The method of Claim 1 , wherein synchronizing the 4D content data with the concurrently captured audio-visual content data:

generating a synchronization signal by generating one or more synchronization

timestamps at a regular interval;

sending the synchronization signal to a media capturing device that is capturing the

audio-visual content data;

causing the media capturing device to associate at least one synchronization timestamp of the synchronization signal with an element of the audio-visual content data that is captured at a receipt of the at least one synchronization timestamp.

The method of Claim 8, further comprising: associating a synchronization timestamp of the synchronization signal with one or more data values of the 4D content data which are stored in a data storage at the time the synchronization timestamp is generated, or which are generated at the time the synchronization timestamp is generated, or which are generated based on one or more particular sensor readings are retrieved or captured at the time the synchronization timestamp is generated.

10. The method of Claim 1, wherein a frequency for retrieving one or more sensor readings is based on a device that reproduces the one or more environmental parameters.
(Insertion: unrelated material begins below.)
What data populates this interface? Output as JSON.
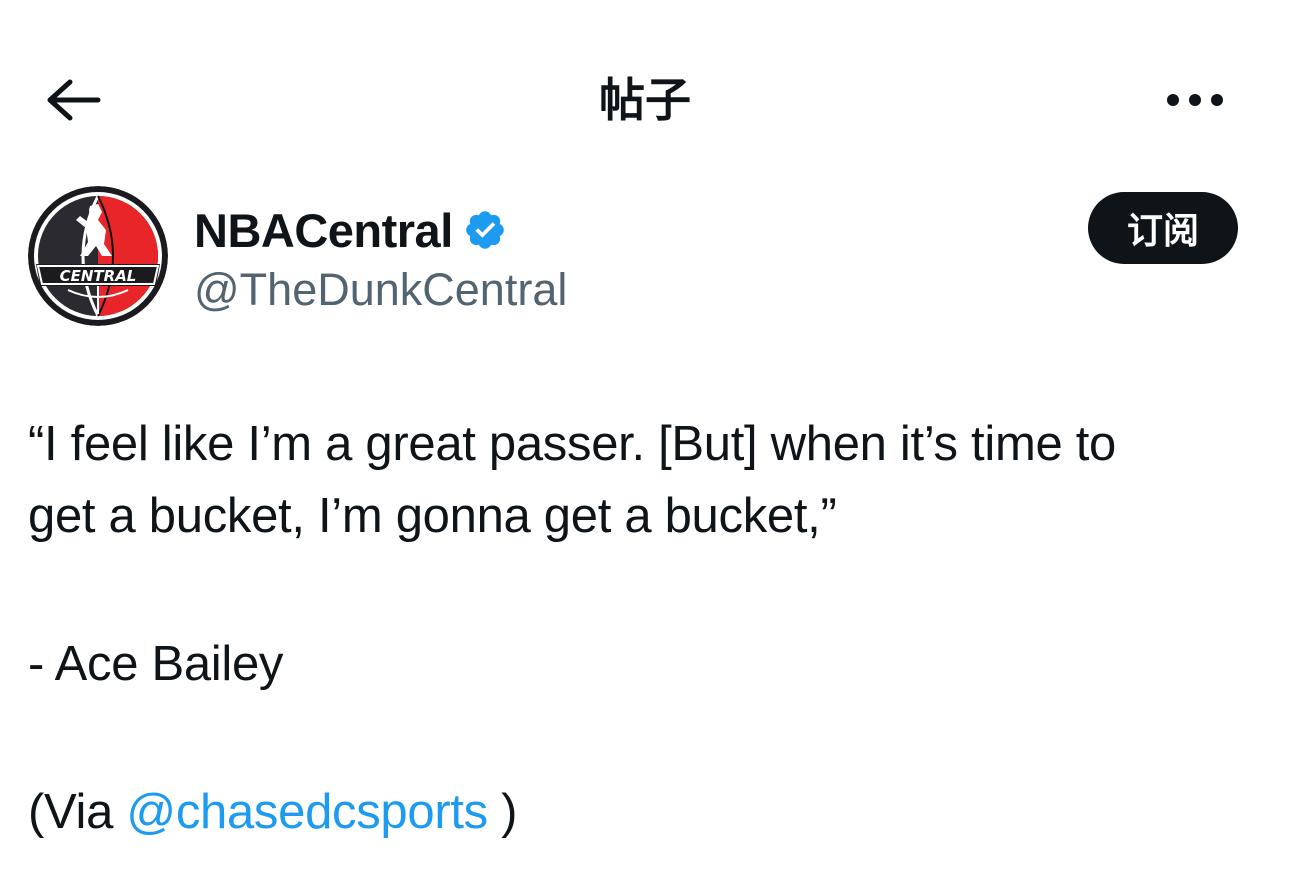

11. The method of Claim 1, wherein generating the 4D content data comprises calculating a 4D content data value of the 4D content data based on at least one of: a frequency for retrieving the one or more sensor readings and one or more previous sensor readings, which are retrieved before the one or more sensor readings.

12. The method of Claim 1, wherein retrieving the one or more sensor readings and

generating the 4D content data is initiated by a user input to start a capture of the audiovisual content data.

13. A system comprising one or more processing units and memory, the memory storing program instructions, which when executed by the one or more processing units, cause performance of a method as recited in any one of claims 1-12.

14. One or more non-transitory computer-readable media storing one or more programs which, when executed by one or more processors of the user computer, cause

performance of a method as recited in any one of claims 1-12.